現状のクラスの子供たちの様子を見ると、明らかに「一斉指導が入らない状態」である。
そこで「自由進度学習」を取り入れ、個に応じた指導を展開していきたいと思っている。
しかし、葛藤もある。
自由進度学習に慣れさせてしまうと、さらに一斉指導が機能しなくなっていくのではないかという懸念があるのだ。
そのせいで、自由進度学習を取り入れることを躊躇してしまっている。
これは、やはり言い方はよくないが、「実験」するしかないだろう。
試験的に「自由進度学習」を取り入れ、一人一人の学力保障ができるかどうかを確かめていく。
そして、一斉指導が機能しなくならないかどうかに注意し、随時考察をするようにしていく。
崩壊するのを恐れて挑戦を戸惑うのではなく、試しに挑戦してみて、そこから学んでいくというスタイルを大切にしたい。
もう一つ、懸念事項がある。
それは、「自由進度学習に慣れさせてしまうと、集団での練り上げができない学級になってしまうのではないか」という問題である。
現状の子供たちの様子を見ると、一斉授業における集団での練り上げがうまく機能していない。
友達の話を聞いていないし、自分の意見を言える子供が限られている。
子供たち一人一人に「話し合いの当事者意識」がまるでないのである。
なので、集団での練り上げによる一斉授業を「諦めようか」という思いもある。
しかし、一斉授業を諦め、自由進度学習ばかりを身体化させてしまうと、さらに集団での練り上げができない状態になっていくことが予想される。
これでは、「道徳」「学活」「生活」「総合」などの授業がうまく機能しなくなる。
よって、時と場合に応じて、集団での練り上げによる一斉授業も定期的に行っていくようにしたい。
「個別最適な学び」という手段ばかりを追い求めてしまうと、「孤立化した学び」となってしまう。

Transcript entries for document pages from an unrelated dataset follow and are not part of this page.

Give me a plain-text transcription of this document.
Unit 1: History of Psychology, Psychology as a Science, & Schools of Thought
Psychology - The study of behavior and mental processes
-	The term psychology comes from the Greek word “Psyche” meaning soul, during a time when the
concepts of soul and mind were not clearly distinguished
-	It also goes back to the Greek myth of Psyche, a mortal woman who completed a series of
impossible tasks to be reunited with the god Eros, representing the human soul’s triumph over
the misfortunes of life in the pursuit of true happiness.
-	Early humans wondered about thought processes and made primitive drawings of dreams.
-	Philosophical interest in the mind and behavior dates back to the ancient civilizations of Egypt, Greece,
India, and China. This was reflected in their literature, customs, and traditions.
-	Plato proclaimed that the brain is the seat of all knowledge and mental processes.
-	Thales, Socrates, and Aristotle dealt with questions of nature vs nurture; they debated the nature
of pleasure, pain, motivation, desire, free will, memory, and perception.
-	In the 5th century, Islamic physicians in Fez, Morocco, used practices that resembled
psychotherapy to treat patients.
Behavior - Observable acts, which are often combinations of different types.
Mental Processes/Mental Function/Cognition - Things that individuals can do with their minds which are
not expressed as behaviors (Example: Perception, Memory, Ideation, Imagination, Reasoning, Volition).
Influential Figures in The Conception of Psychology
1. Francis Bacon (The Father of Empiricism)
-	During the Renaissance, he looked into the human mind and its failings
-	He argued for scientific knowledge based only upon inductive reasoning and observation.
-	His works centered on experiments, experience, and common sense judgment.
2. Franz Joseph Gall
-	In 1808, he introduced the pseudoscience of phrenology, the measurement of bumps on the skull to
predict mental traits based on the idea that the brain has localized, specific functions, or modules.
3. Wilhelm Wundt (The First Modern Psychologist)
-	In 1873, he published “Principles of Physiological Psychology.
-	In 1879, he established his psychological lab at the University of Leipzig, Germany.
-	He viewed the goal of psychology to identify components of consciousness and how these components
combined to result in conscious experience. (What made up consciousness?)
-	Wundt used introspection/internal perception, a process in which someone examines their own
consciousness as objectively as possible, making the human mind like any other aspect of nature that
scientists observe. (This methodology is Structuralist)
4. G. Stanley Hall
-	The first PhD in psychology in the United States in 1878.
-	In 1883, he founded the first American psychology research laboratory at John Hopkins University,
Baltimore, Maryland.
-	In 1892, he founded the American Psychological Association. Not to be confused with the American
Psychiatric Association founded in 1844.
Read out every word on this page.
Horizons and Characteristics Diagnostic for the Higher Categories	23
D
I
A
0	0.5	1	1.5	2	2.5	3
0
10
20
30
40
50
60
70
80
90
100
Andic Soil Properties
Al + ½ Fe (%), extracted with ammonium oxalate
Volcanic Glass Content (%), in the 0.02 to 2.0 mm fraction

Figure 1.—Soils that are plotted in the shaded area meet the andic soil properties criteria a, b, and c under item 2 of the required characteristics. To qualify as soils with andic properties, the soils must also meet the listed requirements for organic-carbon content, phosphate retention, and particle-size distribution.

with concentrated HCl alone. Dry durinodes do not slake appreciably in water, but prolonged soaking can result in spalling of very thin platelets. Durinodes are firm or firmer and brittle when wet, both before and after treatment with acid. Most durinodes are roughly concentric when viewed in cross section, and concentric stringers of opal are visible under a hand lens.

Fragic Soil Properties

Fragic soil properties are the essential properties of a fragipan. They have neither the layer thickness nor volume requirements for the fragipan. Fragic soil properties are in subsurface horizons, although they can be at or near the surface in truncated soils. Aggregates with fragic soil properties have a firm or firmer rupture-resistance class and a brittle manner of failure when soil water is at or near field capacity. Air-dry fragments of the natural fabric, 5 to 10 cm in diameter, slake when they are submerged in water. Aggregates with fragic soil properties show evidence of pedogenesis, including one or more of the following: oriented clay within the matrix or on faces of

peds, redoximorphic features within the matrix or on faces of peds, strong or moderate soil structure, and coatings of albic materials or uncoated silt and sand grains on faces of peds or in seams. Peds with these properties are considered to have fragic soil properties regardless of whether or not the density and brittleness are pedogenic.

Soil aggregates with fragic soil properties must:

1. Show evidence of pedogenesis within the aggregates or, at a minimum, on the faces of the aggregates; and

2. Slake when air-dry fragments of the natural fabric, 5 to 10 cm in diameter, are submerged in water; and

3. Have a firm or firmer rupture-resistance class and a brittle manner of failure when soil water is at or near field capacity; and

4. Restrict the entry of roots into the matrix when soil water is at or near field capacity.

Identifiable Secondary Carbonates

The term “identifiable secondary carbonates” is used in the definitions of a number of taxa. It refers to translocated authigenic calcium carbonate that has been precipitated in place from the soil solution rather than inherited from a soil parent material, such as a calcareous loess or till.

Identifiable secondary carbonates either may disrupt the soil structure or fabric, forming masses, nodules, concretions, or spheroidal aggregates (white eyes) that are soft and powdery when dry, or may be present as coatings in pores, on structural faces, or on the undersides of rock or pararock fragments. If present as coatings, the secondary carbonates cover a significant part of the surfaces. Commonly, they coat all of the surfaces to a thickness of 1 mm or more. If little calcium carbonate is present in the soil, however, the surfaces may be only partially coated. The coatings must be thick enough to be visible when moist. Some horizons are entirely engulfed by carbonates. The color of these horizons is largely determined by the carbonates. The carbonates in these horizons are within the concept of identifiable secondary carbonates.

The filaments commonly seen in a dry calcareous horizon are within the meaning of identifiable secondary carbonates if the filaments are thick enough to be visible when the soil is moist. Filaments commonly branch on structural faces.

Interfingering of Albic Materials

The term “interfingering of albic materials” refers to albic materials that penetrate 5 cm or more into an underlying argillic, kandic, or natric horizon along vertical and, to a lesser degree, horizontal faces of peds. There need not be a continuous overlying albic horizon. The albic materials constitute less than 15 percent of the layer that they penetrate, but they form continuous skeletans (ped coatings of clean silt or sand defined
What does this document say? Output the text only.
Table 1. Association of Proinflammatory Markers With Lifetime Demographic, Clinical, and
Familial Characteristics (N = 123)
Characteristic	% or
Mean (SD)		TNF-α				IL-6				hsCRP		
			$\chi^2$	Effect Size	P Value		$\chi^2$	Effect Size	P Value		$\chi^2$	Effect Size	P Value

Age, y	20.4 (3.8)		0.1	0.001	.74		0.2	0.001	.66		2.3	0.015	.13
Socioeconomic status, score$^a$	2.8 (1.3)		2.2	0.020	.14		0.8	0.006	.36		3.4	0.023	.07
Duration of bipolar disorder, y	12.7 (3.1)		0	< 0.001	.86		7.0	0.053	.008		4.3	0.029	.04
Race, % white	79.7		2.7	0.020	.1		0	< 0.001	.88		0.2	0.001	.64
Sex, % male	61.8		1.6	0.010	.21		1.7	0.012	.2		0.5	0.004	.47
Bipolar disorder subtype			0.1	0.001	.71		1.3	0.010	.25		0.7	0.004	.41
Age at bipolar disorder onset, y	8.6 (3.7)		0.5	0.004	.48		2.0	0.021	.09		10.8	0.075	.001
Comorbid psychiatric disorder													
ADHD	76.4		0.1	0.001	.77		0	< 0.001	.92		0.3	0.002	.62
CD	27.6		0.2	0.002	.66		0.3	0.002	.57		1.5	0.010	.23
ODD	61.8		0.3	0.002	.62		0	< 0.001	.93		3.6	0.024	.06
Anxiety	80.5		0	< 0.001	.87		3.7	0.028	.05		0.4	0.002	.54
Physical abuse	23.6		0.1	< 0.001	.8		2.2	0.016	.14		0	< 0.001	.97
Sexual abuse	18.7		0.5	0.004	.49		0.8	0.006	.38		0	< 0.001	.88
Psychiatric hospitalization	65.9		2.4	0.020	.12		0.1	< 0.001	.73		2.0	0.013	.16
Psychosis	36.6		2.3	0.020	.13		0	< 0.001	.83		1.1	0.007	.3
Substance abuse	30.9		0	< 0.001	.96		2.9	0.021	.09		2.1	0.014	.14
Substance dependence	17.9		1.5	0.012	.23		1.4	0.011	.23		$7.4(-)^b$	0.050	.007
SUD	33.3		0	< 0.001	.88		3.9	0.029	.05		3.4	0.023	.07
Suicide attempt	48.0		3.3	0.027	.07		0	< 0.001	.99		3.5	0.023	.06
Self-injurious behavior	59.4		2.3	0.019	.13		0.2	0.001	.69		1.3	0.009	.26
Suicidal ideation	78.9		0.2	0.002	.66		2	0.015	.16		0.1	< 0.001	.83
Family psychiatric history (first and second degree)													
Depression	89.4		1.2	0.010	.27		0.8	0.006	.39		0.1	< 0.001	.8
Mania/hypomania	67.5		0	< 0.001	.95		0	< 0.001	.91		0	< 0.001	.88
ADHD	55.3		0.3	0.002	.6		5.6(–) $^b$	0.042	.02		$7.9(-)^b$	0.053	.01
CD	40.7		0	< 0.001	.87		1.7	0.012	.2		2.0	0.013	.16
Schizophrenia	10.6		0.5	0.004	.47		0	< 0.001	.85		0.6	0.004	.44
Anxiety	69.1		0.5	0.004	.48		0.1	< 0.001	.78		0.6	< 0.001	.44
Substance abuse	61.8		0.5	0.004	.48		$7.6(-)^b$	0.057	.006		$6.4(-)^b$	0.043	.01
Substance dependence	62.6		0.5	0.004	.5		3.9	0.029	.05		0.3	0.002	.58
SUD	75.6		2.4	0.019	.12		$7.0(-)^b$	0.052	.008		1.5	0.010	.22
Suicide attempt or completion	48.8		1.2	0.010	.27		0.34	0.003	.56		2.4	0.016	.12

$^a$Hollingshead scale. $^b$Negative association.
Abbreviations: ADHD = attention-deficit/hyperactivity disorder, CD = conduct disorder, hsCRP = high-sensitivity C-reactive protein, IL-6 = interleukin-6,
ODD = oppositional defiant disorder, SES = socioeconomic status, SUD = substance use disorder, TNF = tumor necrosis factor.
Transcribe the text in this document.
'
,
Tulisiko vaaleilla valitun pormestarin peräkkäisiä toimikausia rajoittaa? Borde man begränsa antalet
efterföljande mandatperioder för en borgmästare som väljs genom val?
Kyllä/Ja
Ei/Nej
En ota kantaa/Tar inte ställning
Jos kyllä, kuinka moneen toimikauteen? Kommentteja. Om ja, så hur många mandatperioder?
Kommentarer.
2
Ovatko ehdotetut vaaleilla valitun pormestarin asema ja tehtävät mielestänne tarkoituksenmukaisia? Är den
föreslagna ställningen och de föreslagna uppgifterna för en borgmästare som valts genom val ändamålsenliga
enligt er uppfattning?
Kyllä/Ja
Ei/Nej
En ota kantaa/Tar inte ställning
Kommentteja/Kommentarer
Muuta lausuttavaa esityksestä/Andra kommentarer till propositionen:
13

ゆるやかな協働性に支えられた「個別最適な学び」が理想である。
つまり、「個別最適な学び」と「協働的な学び」の一体的な充実が肝要となる。
なので、完全に孤立した「自由進度学習」を展開させるのではなく、必要に応じて協働できるような学習になるようにする。
そして、集団での練り上げを主とする、完全な「協働的学び」は「道徳」や「学活」「生活」「総合」などの教科指導以外の授業に限定するのも1つの道である。
いずれにせよ、発達障害の子供が複数いる学級において、これ以上一斉授業を続けることは、教師にとっても子供にとっても苦しくなるだけである。
したがって、「自由進度学習」を試験的に導入し、個に応じた指導と形成的評価を機能させるようにしていきたい。
その際に大切にさせたいことは、「自由の意味をはき違えない」ということである。
遊んだり、おしゃべりをしたりすることが「自由」の目的ではない。
「自由」にするのは、一人一人のペースに応じて学習を進め、学力を定着させるためである。
そのことを教師が自覚し、子供たちに繰り返し伝えていくことも忘れないようにしたい。